The Hilton Garden Inn hotel in Los Angeles is a 160-room hotel, while the Wyndham Historic District hotel in Philadelphia features 360 rooms. Hotel owner RLJ Lodging Trust’s portfolio features 94 hotels with about 21,000 rooms across the U.S., plus ownership interest in one 171-room unconsolidated hotel, per the company’s website.
Unite Here’s release stated that RLJ Lodging Trust contributed $25,000 toward an effort to defeat a citywide ordinance to raise the minimum wage in Los Angeles to $30 an hour by July 1, 2028. That bill passed the Los Angeles City Council in May, but multiple travel and hospitality industry associations, including the American Hotel & Lodging Association, are working to have the decision reversed, claiming the wage increase would harm the city’s hotel owners and operators.

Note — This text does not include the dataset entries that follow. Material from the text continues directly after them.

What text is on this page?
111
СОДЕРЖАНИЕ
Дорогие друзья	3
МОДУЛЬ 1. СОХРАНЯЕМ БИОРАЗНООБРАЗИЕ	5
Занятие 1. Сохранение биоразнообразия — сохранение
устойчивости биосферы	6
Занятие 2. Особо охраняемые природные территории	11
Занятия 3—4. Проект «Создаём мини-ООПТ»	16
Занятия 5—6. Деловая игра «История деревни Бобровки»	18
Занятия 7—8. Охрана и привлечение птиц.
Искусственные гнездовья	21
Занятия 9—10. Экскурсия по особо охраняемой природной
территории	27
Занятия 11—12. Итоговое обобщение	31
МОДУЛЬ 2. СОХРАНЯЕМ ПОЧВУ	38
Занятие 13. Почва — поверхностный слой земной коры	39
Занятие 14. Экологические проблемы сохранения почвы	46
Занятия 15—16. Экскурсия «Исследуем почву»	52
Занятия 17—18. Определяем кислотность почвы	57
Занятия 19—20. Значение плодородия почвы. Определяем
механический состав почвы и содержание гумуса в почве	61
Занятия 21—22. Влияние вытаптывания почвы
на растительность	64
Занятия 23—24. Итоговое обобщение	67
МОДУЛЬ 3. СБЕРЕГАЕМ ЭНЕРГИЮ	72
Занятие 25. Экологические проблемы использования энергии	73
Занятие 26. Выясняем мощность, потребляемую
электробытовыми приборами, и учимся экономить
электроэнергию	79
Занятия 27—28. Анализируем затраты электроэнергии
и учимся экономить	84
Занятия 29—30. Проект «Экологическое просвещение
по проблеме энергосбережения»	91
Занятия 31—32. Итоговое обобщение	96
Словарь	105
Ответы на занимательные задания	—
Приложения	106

Rising costs, including labor, were a leading concern expressed by hospitality professionals at this year’s Lodging Conference.
These latest strikes come after Aimbridge was at the center of a major union dispute last year.
In April 2024, hundreds of workers at Aimbridge-operated hotels in Southern California went on strike following worker reports of harassment and verbal abuse and what Unite Here called a “woefully inadequate” response from Aimbridge.
Unite Here Local 11 represents more than 32,000 hospitality workers across Southern California and Arizona, while Unite Here Local 274 represents about 4,000 private-sector hotel and food service workers throughout the Philadelphia region, per the release. Both unions are affiliates of Unite Here, which represents about 300,000 workers in the gaming, hotel and food service industries across North America.